La semana pasada, aquí mismo, hablamos del odio antiperonista visceral como vector supremo de esa andanada que no se detiene.
Se ratifica el concepto, desde ya, pero tal vez deba incluírselo, ampliado, en un marco más universal.
En un artículo de julio último publicado en este diario, el ensayista Jorge Alemán observa que estamos ante un puro ejercicio sádico de identificación narcisista, que no sólo apela a las apariencias democráticas sino que, incluso, se victimiza mientras hace daño.
“Algún día el mundo deberá considerar el nudo entre patología, subjetividad y política, para que las megalomanías payasescas de Trump, Bolsonaro, Macri, Áñez, etc. hayan sido posibles y sostenidas por un consenso, que en ocasiones ha confinado con la locura social en sus aspectos más paranoicos”.
Pero, advierte, no es cuestión de psicología, ni de psiquiatría, ni de patologías mentales. Es una necesidad estructural del neoliberalismo que cada vez más exige, para su sostenibilidad, a dirigentes con la suficiente impunidad, irresponsabilidad y "superficialidad", que encarnen con su carácter insustancial y paródico la dimensión acéfala y descabezada a la que tiende el capitalismo contemporáneo, bajo el nombre de neoliberalismo.
“El mando neoliberal dictamina: la marcha económica para las Corporaciones; la política para narcisistas al servicio de la pura conspiración. Los tiempos en que personajes banales han generado odio hacia el propio pueblo del cual procedían parecen dar la señal de un verdadero final de época, donde lo viejo no termina de morir y lo nuevo recién está naciendo". Aún no ha nacido, hubiera dicho Gramsci como bien dice Alemán.
Felicidades a esa gran y, quizá, decisiva porción de nuestra sociedad que no compra lo que el odio designa como “grieta”.

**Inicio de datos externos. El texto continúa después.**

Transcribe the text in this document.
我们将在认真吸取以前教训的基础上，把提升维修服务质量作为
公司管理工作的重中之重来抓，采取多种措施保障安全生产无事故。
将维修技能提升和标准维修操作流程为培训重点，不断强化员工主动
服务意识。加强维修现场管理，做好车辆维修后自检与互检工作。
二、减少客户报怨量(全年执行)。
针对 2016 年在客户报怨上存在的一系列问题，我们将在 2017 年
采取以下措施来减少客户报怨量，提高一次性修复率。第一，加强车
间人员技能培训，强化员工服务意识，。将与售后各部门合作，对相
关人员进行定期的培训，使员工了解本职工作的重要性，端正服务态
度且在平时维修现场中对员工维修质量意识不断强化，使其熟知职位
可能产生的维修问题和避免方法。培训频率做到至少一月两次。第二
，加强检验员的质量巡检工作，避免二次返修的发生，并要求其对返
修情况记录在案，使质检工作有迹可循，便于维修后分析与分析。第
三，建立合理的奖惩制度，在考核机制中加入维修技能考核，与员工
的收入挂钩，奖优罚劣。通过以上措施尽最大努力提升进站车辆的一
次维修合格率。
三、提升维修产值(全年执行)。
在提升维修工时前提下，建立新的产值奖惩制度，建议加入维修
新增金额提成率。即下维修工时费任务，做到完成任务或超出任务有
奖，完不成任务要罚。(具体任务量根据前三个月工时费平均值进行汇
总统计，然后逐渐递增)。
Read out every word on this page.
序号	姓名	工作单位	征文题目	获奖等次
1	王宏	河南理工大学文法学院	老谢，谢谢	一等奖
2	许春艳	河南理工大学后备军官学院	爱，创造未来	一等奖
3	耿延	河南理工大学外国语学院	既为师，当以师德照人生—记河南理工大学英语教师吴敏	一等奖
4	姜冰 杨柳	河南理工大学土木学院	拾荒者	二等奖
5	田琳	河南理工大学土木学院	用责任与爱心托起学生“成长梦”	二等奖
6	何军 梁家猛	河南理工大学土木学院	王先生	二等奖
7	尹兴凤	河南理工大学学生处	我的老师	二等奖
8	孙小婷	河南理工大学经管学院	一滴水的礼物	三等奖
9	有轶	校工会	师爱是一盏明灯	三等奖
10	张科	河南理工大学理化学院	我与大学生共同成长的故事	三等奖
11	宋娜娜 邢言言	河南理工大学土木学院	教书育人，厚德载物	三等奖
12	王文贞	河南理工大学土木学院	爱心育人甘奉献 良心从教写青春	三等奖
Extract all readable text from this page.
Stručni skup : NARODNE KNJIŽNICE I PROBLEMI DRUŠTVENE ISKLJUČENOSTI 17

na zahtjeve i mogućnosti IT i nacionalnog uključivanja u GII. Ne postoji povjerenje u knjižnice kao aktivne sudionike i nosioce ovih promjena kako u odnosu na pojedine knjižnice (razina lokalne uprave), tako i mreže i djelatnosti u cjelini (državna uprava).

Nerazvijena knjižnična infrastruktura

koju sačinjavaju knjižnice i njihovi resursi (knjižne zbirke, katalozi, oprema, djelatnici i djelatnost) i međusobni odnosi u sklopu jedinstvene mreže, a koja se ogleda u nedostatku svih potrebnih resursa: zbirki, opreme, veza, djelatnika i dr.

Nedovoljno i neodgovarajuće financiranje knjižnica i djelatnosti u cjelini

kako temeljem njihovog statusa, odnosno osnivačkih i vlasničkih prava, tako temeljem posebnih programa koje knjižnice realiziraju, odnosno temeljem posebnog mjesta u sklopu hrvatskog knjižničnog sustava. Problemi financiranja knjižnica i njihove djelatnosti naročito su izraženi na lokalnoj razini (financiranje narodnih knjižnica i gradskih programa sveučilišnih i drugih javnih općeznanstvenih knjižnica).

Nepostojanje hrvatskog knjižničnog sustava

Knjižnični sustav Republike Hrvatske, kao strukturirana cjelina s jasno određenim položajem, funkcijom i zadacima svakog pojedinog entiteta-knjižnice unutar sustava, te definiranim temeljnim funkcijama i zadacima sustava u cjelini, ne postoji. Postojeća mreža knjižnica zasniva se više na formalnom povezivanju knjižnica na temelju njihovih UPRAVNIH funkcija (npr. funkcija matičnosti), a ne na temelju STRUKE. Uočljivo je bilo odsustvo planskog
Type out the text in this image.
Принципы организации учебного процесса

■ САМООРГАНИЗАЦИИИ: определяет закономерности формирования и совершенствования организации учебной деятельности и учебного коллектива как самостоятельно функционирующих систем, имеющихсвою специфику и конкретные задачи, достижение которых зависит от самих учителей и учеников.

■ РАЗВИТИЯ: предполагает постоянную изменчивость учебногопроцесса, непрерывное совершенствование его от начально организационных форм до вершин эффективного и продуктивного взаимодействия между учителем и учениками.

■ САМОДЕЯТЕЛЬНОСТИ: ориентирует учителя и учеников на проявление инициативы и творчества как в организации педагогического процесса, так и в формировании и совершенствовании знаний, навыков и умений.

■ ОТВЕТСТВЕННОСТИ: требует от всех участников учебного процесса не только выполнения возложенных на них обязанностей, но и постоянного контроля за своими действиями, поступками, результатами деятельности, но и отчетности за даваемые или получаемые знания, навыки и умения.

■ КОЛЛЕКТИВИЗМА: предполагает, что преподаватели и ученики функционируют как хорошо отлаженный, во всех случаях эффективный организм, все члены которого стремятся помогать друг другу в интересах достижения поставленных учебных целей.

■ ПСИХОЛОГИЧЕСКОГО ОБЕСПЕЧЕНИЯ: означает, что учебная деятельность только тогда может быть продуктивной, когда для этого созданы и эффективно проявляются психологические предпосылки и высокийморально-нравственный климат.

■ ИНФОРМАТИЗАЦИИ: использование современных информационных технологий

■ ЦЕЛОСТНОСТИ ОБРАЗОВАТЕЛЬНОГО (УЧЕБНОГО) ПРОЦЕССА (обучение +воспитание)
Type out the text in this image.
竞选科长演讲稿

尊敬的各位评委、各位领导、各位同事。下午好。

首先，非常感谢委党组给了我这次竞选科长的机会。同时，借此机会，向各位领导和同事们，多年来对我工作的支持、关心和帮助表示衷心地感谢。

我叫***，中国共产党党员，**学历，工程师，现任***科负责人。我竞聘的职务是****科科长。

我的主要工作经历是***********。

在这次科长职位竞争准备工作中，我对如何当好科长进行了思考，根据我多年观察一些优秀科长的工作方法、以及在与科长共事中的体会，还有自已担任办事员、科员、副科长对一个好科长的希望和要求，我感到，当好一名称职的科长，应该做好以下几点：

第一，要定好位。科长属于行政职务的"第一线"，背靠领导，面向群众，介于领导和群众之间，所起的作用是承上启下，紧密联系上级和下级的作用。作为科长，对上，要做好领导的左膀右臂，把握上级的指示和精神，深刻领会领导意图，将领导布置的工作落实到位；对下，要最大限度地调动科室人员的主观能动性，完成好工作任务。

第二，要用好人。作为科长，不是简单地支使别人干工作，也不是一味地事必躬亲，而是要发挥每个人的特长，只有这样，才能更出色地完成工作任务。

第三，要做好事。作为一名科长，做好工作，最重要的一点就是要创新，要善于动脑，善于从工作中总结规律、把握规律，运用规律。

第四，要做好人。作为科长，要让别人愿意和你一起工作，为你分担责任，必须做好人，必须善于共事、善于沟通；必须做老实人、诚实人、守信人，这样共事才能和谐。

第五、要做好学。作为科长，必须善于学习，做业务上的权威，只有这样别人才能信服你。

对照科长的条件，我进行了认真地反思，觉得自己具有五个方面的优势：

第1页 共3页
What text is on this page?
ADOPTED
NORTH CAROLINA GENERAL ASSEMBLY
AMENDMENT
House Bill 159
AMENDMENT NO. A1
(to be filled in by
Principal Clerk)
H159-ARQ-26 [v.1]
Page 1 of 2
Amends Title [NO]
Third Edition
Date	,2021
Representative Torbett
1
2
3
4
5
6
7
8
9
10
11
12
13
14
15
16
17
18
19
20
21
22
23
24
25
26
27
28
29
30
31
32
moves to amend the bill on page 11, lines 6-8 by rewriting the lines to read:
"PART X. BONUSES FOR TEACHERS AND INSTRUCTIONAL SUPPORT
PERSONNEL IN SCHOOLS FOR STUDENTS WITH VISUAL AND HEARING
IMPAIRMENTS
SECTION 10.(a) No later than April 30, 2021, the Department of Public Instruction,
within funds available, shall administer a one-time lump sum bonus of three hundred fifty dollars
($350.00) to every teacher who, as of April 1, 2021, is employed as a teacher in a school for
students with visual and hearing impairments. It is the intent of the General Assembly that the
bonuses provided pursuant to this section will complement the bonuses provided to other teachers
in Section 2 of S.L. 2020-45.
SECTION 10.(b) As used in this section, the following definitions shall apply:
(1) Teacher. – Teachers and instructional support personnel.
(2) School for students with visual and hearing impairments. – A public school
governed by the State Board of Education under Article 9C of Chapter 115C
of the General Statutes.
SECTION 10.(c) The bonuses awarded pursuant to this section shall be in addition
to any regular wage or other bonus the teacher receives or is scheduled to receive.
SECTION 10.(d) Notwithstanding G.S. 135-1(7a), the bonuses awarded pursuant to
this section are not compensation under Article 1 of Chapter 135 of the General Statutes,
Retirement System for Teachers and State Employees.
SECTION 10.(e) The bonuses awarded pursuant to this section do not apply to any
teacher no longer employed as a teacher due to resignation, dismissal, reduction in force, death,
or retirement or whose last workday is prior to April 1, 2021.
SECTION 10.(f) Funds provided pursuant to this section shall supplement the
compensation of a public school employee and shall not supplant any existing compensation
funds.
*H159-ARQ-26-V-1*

A los demás también, porque nos gusta y aceptamos seguir convenciéndonos entre los convencidos, aunque con esfuerzos para agrandar el arco.
Pero el odio no es lo nuestro. No debe serlo. No se construye desde ahí.
P/D: Enormes gracias a los lectores y foristas de PáginaI12 que a lo largo del año, con sus acuerdos y enojos, con sus señalamientos de todo tipo, con sus historias personales y colectivas que reforzaron dudas y convicciones, contribuyeron para que este columnista siga aprendiendo, ratificándose, rectificándose. Abrazo enorme, de corazón.